Do Hoon Lee was born in Daegu, Republic of Korea, in 1993. He graduated from Soongsil University with a degree in Mechanical Engineering in 2015 and earned his Ph.D. in Mechanical Engineering from Korea University, Seoul, in 2022. During his doctoral studies, he conducted research on nanomaterial-based biosensors and strain, gas, and other functional sensors for advanced detection technologies. Since 2023, he has been a postdoctoral researcher at Graduate School of Information Science and Technology, Hokkaido University, where he continues his work on laser-induced graphene, photothermal materials, and wearable sensors for healthcare. His research aims to advance ultra-high-sensitivity mechanical sensors, multimodal biosignal monitoring systems, and intelligent diagnostic technologies. Lee’s work focuses on bridging nanotechnology with practical biomedical applications, contributing to innovations in real-time health monitoring and personalized medicine.

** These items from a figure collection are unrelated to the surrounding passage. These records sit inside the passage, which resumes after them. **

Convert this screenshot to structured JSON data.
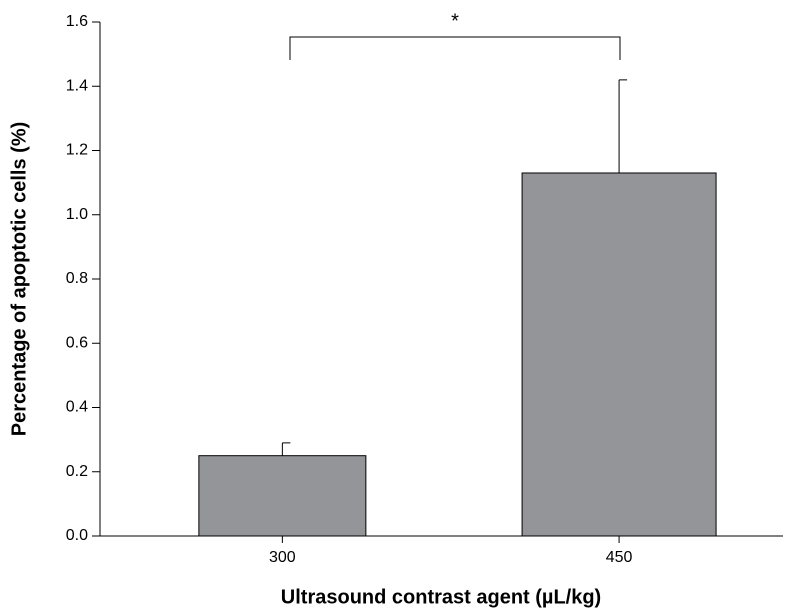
{
  "chart_data": {
    "type": "bar",
    "x_label": "Ultrasound contrast agent (µL/kg)",
    "y_label": "Percentage of apoptotic cells (%)",
    "categories": [
      "300",
      "450"
    ],
    "values": [
      0.25,
      1.13
    ],
    "errors": [
      0.04,
      0.29
    ],
    "color": "#939598",
    "ylim": [
      0,
      1.6
    ],
    "yticks": [
      {
        "value": 0,
        "label": "0.0"
      },
      0.2,
      0.4,
      0.6,
      0.8,
      {
        "value": 1,
        "label": "1.0"
      },
      1.2,
      1.4,
      1.6
    ],
    "annotation": "*"
  }
}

Kuniharu Takei was born in 1980. He received his B.Eng. degree from Toyohashi University of Technology in 2005 and his Ph.D. in 2009 for research on the development of microneedle arrays integrated with circuits for neural signal monitoring. From 2009 to 2013, he was a postdoctoral fellow at the University of California, Berkeley. Subsequently, he served as an assistant, associate, and full professor at Osaka Prefecture University and later as a full professor at Osaka Metropolitan University. Since 2023, he has been a full professor at Graduate School of Information Science and Technology, Hokkaido University. He was also appointed as a JST PRESTO researcher. His research focuses on developing platforms for multimodal, high-performance flexible electronics that integrate inorganic and organic materials. He has also explored machine learning approaches for automated, real-time data analysis in multimodal flexible sensor systems. His achievements have been recognized with numerous awards, including the JSPS Prize (2025), Marubun Prize (2021), Funai Prize (2020), Young Scientist’s Prize by MEXT (2018), NISTEP Researcher by MEXT (2015), and 35 Innovators under 35 by MIT Technology Review (2013).

Conflict of interest

The authors declare no conflicts of interest.